L’approche qualitative adoptée par Lowi pour expliquer le processus de construction de l’État algérien et son autoritarisme va à l’encontre du cadre populaire des modèles des États riches en ressources et constitués de rentiers. Pour le cas algérien, elle rejette donc l'idée selon laquelle c'est le pétrole qui détermine le contexte politique et le type de régime.

Au contraire, c’est la manière dont les dirigeants utilisent ces rentes qui donne au régime sa nature. En concentrant ses recherches sur les «périodes critiques» de l’histoire de l’Algérie, Lowi a réussi à mettre en évidence le rôle des élites politiques et leur comportement. Miriam Lowi est ainsi arrivée à la conclusion que ces élites politiques ont une grande responsabilité dans la perpétuation des régimes autoritaires.

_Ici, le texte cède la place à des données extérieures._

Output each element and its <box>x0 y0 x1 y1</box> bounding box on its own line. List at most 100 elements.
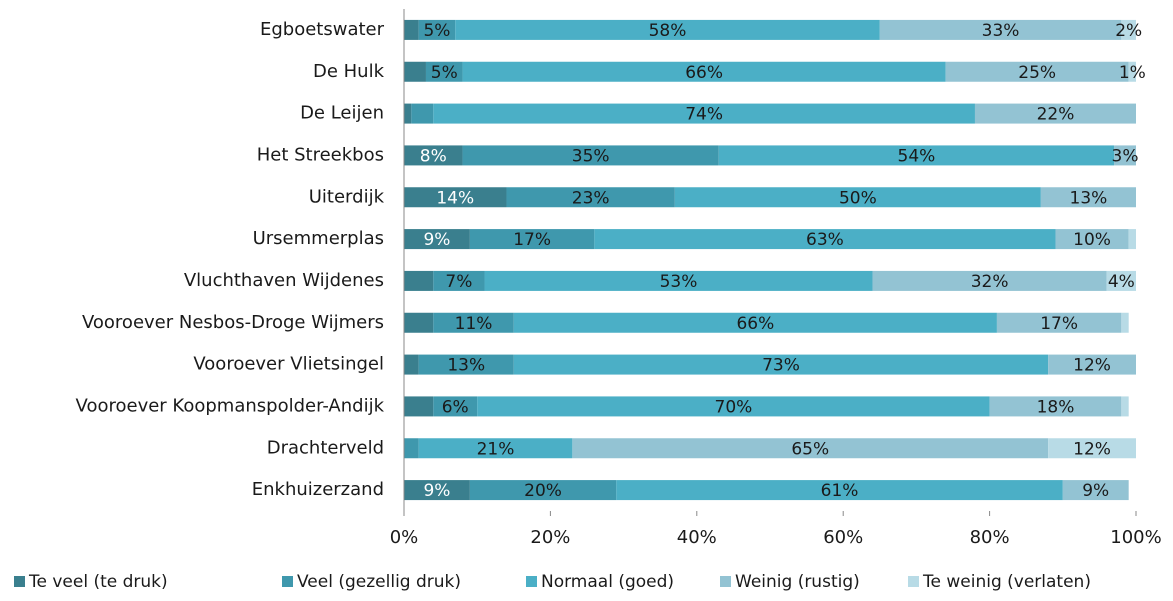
x-tick-label: 20% <box>530 527 570 548</box>
bar-segment <box>1128 229 1136 250</box>
value-label: 4% <box>1108 272 1135 292</box>
value-label: 63% <box>806 230 844 250</box>
bar-segment <box>404 61 426 82</box>
bar-segment <box>462 61 946 82</box>
value-label: 35% <box>572 146 610 166</box>
bar-segment <box>455 19 880 40</box>
x-tick-label: 80% <box>970 527 1010 548</box>
bar-segment <box>404 103 412 124</box>
bar-segment <box>594 229 1056 250</box>
bar-segment <box>506 187 675 208</box>
value-label: 8% <box>420 146 447 166</box>
legend-label: Te weinig (verlaten) <box>922 572 1091 592</box>
category-label: Uiterdijk <box>309 186 385 207</box>
category-label: Enkhuizerzand <box>252 479 384 500</box>
value-label: 12% <box>1073 356 1111 376</box>
bar-segment <box>404 438 419 459</box>
value-label: 54% <box>898 146 936 166</box>
bar-segment <box>404 145 463 166</box>
bar-segment <box>404 187 507 208</box>
value-label: 3% <box>1112 146 1139 166</box>
bar-segment <box>572 438 1049 459</box>
bar-segment <box>1106 270 1136 291</box>
bar-segment <box>674 187 1041 208</box>
value-label: 18% <box>1037 397 1075 417</box>
value-label: 6% <box>442 397 469 417</box>
bar-segment <box>469 480 617 501</box>
bar-segment <box>433 396 478 417</box>
bar-segment <box>1121 19 1136 40</box>
value-label: 22% <box>1037 105 1075 125</box>
bar-segment <box>462 145 719 166</box>
value-label: 5% <box>423 21 450 41</box>
legend-label: Veel (gezellig druk) <box>297 572 461 592</box>
value-label: 12% <box>1073 439 1111 459</box>
value-label: 17% <box>513 230 551 250</box>
category-label: De Hulk <box>313 61 385 82</box>
value-label: 10% <box>1073 230 1111 250</box>
value-label: 73% <box>762 356 800 376</box>
bar-segment <box>433 270 485 291</box>
bar-segment <box>879 19 1122 40</box>
legend-marker <box>526 576 537 587</box>
bar-segment <box>404 19 419 40</box>
x-tick-label: 100% <box>1110 527 1161 548</box>
value-label: 14% <box>436 188 474 208</box>
bar-segment <box>872 270 1107 291</box>
bar-segment <box>1128 61 1136 82</box>
value-label: 50% <box>839 188 877 208</box>
bar-segment <box>433 312 514 333</box>
bar-segment <box>477 396 990 417</box>
value-label: 33% <box>982 21 1020 41</box>
bar-segment <box>1121 396 1129 417</box>
bar-segment <box>1114 145 1136 166</box>
bar-segment <box>1121 312 1129 333</box>
value-label: 13% <box>447 356 485 376</box>
value-label: 66% <box>736 314 774 334</box>
bar-segment <box>718 145 1115 166</box>
bar-segment <box>1048 438 1136 459</box>
bar-segment <box>404 270 434 291</box>
value-label: 58% <box>649 21 687 41</box>
bar-segment <box>945 61 1129 82</box>
value-label: 17% <box>1040 314 1078 334</box>
value-label: 23% <box>572 188 610 208</box>
value-label: 9% <box>423 230 450 250</box>
bar-segment <box>1062 480 1129 501</box>
bar-segment <box>469 229 595 250</box>
legend-label: Normaal (goed) <box>541 572 674 592</box>
legend-label: Weinig (rustig) <box>735 572 860 592</box>
value-label: 25% <box>1018 63 1056 83</box>
legend-marker <box>282 576 293 587</box>
value-label: 53% <box>660 272 698 292</box>
value-label: 21% <box>477 439 515 459</box>
value-label: 2% <box>1115 21 1142 41</box>
bar-segment <box>513 354 1049 375</box>
bar-segment <box>1055 229 1129 250</box>
value-label: 20% <box>524 481 562 501</box>
value-label: 9% <box>423 481 450 501</box>
value-label: 74% <box>685 105 723 125</box>
bar-segment <box>418 354 514 375</box>
bar-segment <box>404 229 470 250</box>
bar-segment <box>418 19 456 40</box>
bar-segment <box>996 312 1122 333</box>
legend-label: Te veel (te druk) <box>28 572 168 592</box>
value-label: 66% <box>685 63 723 83</box>
value-label: 32% <box>971 272 1009 292</box>
category-label: Ursemmerplas <box>253 228 384 249</box>
category-label: Het Streekbos <box>257 144 384 165</box>
bar-segment <box>484 270 873 291</box>
bar-segment <box>411 103 434 124</box>
x-tick-label: 40% <box>677 527 717 548</box>
category-label: De Leijen <box>300 103 384 124</box>
category-label: Vooroever Nesbos-Droge Wijmers <box>82 312 384 333</box>
value-label: 65% <box>791 439 829 459</box>
value-label: 61% <box>821 481 859 501</box>
bar-segment <box>1040 187 1136 208</box>
category-label: Vluchthaven Wijdenes <box>184 270 384 291</box>
value-label: 11% <box>455 314 493 334</box>
legend-marker <box>908 576 919 587</box>
category-label: Drachterveld <box>267 437 384 458</box>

Professeure Miriam Lowi, enseigne les sciences politiques à The College of New Jersey. Originaire du Canada, plus précisément de Montreal, elle est diplômée en Histoire et Economie à l'Université McGill de Montreal, avant d'entrer à la prestigieuse université de Princeton. 

Son domaine de recherche et d'enseignement concerne la Politique dans le Moyen-Orient, et l'Economie politique comparative en matière de développement. Elle est l'auteure de plusieurs articles ou ouvrages sur le pétrole et l'instabilité Algérie et sur la rareté de l'eau dans la région MENA et les conflits qui pourraient en découler.